Bilingual education plan draws fire

Swift's compromise prompting criticism from both sides

Acting Governor Jane Swift’s attempt to broker a compromise on reforming the state’s 30-year-old bilingual education law is drawing fire from both sides of the contentious debate.

”She’s ducking the issue,” said California businessman Ron Unz, who said yesterday he will continue to push a November 2002 ballot initiative to dismantle the law and replace it with a one-year English immersion program.

Meanwhile, educator Nydia Mendez, who supports current bilingual education programs, said Swift’s proposal to force students out of bilingual education after two years won’t cut it in the classroom.

”Once again, we are responding to the politics of bilingual education rather than to the educational aspects of what it takes to educate a student for whom English is not a first language,” said Mendez, director of the office of bilingual education and language services for the Boston Public Schools.

”There is a body of research that says it takes longer than one year, two years, even three for students in well-designed programs to acquire the competency … I’m personally concerned that this is again about `let’s compromise.”’

The state’s bilingual education law, the oldest such law in the nation, requires school districts with 20 or more children who have a limited understanding of English and speak the same language to have a transitional bilingual program for up to three years.

In addition to cutting that period to two years, Swift’s proposal would give districts more flexibility to design their own bilingual education programs.

Critics of the acting governor’s plan fear it would allow districts to stick with the status quo.

”This is yet another education gimmick from the governor,” said Lincoln Tamayo, chairman of the local English for the Children of Massachusetts campaign, which is pushing the November 2002 ballot initiative. ”She’s trying to play both sides of the fence.”

Tamayo, a former principal in Chelsea schools, is among those recruited by Unz, who has led successful campaigns in California and Arizona to overhaul bilingual education in those states.

The Massachusetts ballot question has been submitted to the Legislature, which has until April 30 to act on the measure.
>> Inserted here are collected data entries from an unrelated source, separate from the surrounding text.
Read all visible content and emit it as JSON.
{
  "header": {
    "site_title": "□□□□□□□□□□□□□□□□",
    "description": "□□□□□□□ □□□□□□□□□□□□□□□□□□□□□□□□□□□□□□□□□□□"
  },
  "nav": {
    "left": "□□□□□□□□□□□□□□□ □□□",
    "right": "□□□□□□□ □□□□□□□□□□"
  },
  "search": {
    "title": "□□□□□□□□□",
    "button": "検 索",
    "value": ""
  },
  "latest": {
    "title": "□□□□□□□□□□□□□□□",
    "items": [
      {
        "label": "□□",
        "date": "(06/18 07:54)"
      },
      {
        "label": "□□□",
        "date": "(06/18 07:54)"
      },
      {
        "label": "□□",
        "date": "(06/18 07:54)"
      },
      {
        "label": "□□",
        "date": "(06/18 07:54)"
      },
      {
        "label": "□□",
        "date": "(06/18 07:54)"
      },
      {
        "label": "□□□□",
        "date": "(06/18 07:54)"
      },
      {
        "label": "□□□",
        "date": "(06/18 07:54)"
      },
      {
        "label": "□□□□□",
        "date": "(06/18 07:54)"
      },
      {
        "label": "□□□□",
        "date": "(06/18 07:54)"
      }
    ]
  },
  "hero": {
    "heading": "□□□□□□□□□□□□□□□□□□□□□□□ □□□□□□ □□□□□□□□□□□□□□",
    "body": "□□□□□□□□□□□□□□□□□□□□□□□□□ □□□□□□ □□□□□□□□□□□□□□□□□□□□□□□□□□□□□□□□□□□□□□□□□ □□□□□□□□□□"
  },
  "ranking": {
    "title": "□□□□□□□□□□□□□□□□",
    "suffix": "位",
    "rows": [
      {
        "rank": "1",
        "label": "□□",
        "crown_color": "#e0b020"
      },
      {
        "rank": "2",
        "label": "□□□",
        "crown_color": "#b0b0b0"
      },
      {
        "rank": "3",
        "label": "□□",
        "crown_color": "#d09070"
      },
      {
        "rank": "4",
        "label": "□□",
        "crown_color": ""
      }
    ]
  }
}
If no action is taken, the petitioners will have to compile close to 10,000 new signatures.

Educators like Mendez defend current bilingual education programs, saying schools should be allowed to determine how much time each student needs in bilingual education before being mainstreamed.
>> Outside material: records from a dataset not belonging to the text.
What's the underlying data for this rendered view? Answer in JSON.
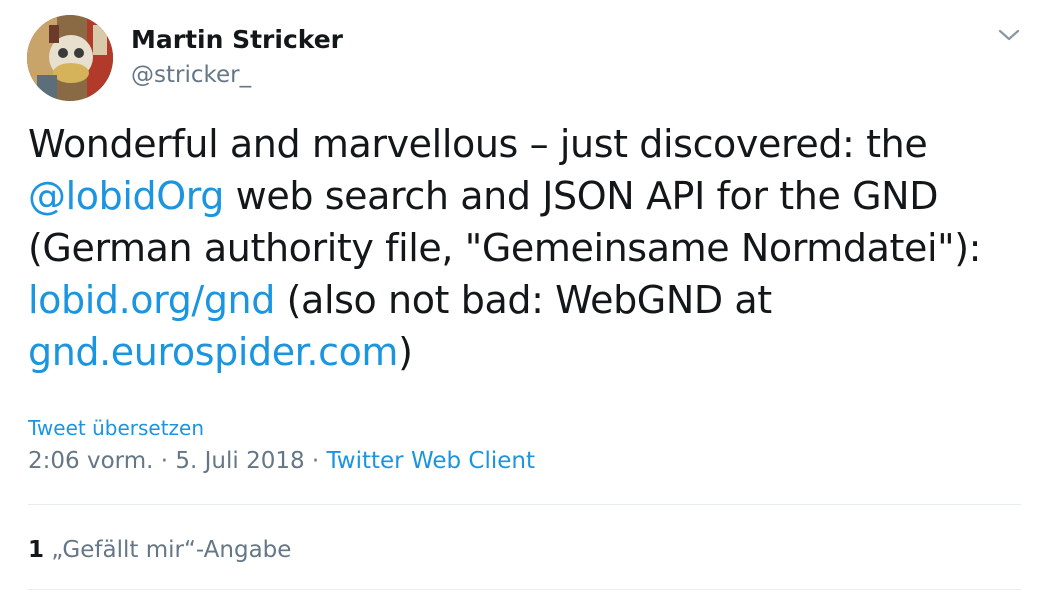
{
  "author": {
    "name": "Martin Stricker",
    "handle": "@stricker_"
  },
  "tweet": {
    "line1": "Wonderful and marvellous – just discovered: the",
    "mention": "@lobidOrg",
    "line2_rest": " web search and JSON API for the GND",
    "line3": "(German authority file, \"Gemeinsame Normdatei\"):",
    "link1": "lobid.org/gnd",
    "line4_rest": " (also not bad: WebGND at",
    "link2": "gnd.eurospider.com",
    "line5_rest": ")"
  },
  "translate_label": "Tweet übersetzen",
  "meta": {
    "time": "2:06 vorm.",
    "sep1": " · ",
    "date": "5. Juli 2018",
    "sep2": " · ",
    "source": "Twitter Web Client"
  },
  "stats": {
    "likes_count": "1",
    "likes_label": " „Gefällt mir“-Angabe"
  },
  "icons": {
    "menu": "chevron-down-icon"
  },
  "colors": {
    "link": "#1b95e0",
    "secondary_text": "#657786",
    "primary_text": "#14171a",
    "divider": "#e6ecf0"
  }
}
In Boston, some students are moving within the fist year, others within the second,” she said. But ”there is a segment of the population that requires a longer stay. So once again let’s make sure what we are doing is educationally sound.”
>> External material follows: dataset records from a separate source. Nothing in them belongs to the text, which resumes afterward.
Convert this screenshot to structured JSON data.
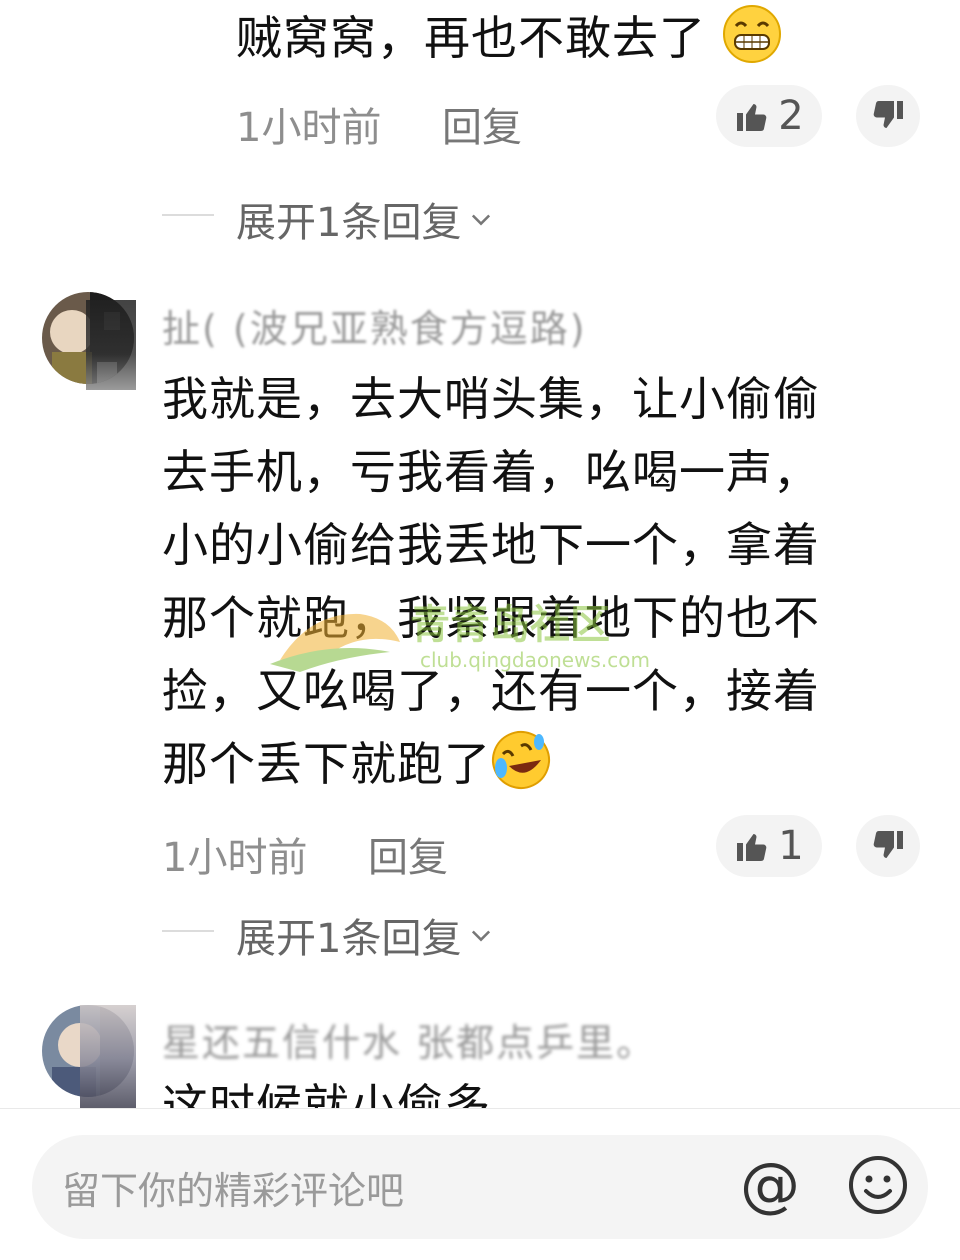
{
  "comment1": {
    "text_tail": "贼窝窝，再也不敢去了",
    "emoji": "grinning-face-icon",
    "time": "1小时前",
    "reply": "回复",
    "likes": "2",
    "expand": "展开1条回复"
  },
  "comment2": {
    "username": "扯( (波兄亚熟食方逗路)",
    "lines": [
      "我就是，去大哨头集，让小偷偷",
      "去手机，亏我看着，吆喝一声，",
      "小的小偷给我丢地下一个，拿着",
      "那个就跑，我紧跟着地下的也不",
      "捡，又吆喝了，还有一个，接着",
      "那个丢下就跑了"
    ],
    "emoji": "rolling-on-floor-laughing-icon",
    "time": "1小时前",
    "reply": "回复",
    "likes": "1",
    "expand": "展开1条回复"
  },
  "comment3": {
    "username_partial": "星还五信什水 张都点乒里。",
    "text_partial": "这时候就小偷多"
  },
  "watermark": {
    "site": "club.qingdaonews.com",
    "label": "青青岛社区"
  },
  "bottom_bar": {
    "placeholder": "留下你的精彩评论吧",
    "at_symbol": "@"
  }
}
At least one superintendent, though, praised Swift’s plan to cut down the time students spend in bilingual education without resorting to an English immersion effort.

”Two to two-and-a-half years should be the goal,” said Lawrence Superintendent Wilfredo T. Laboy. ”But, at the same time, we should assess children to make sure they have support when they move on.”

The flexibility in Swift’s proposal is the key, said Laboy, whose district has the third largest percentage of students whose native language is not English. ”There is this whole attitude that one shoe fits all,” he said. ”It has to be local districts making those decisions in consultation with the state.”

Regardless, Laboy said, the time is ripe for changes to bilingual education efforts in the state. ”We cannot do more of the same,” he said.